Murine osteoblastic and osteoclastic differentiation on strontium releasing hydroxyapatite forming cements

Abstract

Ionic substitutions in hydroxyapatite (HA) scaffolds and self-setting cements containing Sr2+ ions incorporated are particularly of interest in bone regeneration. To date, the approach widely used to incorporate Sr2+ ions into HA cements has been the addition of Sr2+ containing salts, such as SrCO3, SrCl2∙6H2O, or SrHPO4. However, this approach is dependent upon the relative solubility of Sr2+ containing salts with respect to calcium phosphate (CaP) precursors. Therefore, in the current study Sr2+ substituted dicalcium phosphate dihydrate (DCPD) was first synthesized and directly reacted with tetracalcium phosphate (TTCP) to form Sr2+ substituted HA forming cements. Rietveld refinement indicated that after one week of aging in phosphate buffered saline, cements prepared with and without Sr2+ were composed of 75% HA and 25% unreacted TTCP by weight. Cements prepared with 10% Sr2+ DCPD exhibited increased compressive strengths in comparison to unsubstituted cements. Increased MC3T3-E1 proliferation and differentiation were also observed on the cements prepared with increasing Sr2+ content.

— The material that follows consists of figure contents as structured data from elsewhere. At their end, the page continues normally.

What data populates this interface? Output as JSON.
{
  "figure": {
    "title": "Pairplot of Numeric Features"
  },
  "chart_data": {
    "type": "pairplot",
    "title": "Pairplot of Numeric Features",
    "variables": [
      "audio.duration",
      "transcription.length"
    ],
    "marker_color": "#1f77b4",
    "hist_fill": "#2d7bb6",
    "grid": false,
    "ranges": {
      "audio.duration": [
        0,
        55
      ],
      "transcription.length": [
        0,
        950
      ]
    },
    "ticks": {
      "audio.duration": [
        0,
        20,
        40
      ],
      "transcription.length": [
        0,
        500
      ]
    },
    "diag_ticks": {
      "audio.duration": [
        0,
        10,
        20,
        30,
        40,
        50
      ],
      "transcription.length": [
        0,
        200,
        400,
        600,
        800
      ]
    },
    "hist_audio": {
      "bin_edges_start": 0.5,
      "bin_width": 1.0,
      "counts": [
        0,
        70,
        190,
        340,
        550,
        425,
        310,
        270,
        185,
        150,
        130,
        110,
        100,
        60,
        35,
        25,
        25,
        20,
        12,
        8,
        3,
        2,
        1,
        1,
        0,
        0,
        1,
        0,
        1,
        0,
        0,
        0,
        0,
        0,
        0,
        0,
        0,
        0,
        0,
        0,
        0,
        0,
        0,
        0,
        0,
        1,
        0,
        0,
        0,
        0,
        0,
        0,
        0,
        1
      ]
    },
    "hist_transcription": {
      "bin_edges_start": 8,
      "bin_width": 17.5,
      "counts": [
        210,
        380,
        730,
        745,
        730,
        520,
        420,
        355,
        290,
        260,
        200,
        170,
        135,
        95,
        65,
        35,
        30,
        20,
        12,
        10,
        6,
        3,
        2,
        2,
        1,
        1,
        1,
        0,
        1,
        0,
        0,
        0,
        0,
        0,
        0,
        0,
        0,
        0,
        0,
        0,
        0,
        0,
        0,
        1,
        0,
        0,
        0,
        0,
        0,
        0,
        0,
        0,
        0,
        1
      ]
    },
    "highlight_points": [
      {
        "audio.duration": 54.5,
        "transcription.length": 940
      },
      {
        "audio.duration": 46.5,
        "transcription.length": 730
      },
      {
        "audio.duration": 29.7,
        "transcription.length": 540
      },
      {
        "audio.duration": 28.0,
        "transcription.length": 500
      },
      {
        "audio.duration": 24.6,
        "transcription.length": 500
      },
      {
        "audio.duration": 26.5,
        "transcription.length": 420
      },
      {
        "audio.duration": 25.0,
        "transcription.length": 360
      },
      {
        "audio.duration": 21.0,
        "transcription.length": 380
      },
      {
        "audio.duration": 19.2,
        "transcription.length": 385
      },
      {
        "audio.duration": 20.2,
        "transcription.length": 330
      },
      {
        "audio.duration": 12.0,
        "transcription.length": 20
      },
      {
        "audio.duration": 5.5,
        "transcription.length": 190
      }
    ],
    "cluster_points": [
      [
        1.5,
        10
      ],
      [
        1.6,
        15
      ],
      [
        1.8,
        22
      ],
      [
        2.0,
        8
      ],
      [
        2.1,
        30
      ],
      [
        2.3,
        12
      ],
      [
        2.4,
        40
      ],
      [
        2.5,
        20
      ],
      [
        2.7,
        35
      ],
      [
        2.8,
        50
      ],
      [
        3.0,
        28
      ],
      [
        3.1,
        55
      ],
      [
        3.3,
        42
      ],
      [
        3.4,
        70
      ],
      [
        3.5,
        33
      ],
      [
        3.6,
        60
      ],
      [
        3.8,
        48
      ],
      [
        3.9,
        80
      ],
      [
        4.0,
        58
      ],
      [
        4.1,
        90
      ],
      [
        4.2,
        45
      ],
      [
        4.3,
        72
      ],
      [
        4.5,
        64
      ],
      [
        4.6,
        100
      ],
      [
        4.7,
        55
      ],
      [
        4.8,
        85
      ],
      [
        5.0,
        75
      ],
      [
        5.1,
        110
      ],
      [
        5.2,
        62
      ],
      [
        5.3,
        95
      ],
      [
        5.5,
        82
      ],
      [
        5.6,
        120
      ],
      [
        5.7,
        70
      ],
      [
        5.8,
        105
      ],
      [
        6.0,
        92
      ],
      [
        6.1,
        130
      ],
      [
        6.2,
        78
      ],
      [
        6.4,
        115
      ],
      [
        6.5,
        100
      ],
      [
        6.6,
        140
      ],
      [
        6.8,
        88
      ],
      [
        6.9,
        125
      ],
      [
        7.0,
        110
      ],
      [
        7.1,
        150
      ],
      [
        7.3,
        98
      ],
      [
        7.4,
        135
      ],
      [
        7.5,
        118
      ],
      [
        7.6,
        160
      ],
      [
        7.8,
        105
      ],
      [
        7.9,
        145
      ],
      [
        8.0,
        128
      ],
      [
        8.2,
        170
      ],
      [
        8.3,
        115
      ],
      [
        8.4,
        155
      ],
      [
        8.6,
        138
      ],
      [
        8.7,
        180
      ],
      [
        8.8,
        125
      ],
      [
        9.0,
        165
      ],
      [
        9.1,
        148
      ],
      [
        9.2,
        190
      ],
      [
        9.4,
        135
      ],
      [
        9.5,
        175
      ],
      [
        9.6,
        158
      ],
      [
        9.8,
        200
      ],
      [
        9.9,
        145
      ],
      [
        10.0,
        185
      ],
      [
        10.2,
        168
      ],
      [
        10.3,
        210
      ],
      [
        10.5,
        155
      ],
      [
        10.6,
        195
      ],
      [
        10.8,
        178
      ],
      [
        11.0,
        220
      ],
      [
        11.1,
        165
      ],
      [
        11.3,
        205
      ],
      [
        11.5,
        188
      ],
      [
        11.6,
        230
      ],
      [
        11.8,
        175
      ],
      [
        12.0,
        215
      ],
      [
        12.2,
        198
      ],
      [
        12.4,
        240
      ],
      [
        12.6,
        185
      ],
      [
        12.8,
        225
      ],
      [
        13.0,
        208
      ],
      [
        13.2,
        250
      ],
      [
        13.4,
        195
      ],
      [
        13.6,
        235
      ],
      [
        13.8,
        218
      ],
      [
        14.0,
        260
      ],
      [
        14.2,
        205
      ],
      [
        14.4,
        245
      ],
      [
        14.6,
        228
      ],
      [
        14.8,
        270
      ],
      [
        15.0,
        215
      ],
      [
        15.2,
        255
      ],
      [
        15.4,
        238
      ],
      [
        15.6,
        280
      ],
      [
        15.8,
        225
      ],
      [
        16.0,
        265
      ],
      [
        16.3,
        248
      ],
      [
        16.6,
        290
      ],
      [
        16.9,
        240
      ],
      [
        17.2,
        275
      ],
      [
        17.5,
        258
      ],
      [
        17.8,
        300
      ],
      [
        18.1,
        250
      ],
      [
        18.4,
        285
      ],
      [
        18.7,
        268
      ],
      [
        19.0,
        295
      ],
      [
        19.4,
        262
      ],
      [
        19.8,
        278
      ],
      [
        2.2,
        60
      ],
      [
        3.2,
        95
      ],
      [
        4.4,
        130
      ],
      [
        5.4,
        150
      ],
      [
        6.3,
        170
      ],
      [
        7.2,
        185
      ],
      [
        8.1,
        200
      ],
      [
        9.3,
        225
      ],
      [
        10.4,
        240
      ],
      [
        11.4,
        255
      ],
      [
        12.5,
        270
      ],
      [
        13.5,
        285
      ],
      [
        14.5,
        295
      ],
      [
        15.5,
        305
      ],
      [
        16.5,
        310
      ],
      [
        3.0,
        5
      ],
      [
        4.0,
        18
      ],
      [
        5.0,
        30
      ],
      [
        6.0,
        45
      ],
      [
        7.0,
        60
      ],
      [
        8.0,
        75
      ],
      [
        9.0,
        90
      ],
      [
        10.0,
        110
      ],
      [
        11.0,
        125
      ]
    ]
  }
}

It was concluded that both the scaffold microstructure and Sr2+ ion release supported osteogenic differentiation. With respect to osteoclastic differentiation, no statistically significant differences in TRAP activity or cell morphology were observed. This suggests that the amount of Sr2+ released may have been too low to influence osteoclast formation in comparison to unsubstituted cements. The results obtained herein demonstrate that the use of Sr2+ substituted DCPD precursors rather than individually separate Sr2+ containing salts may be a useful approach to prepare Sr2+ containing HA cements.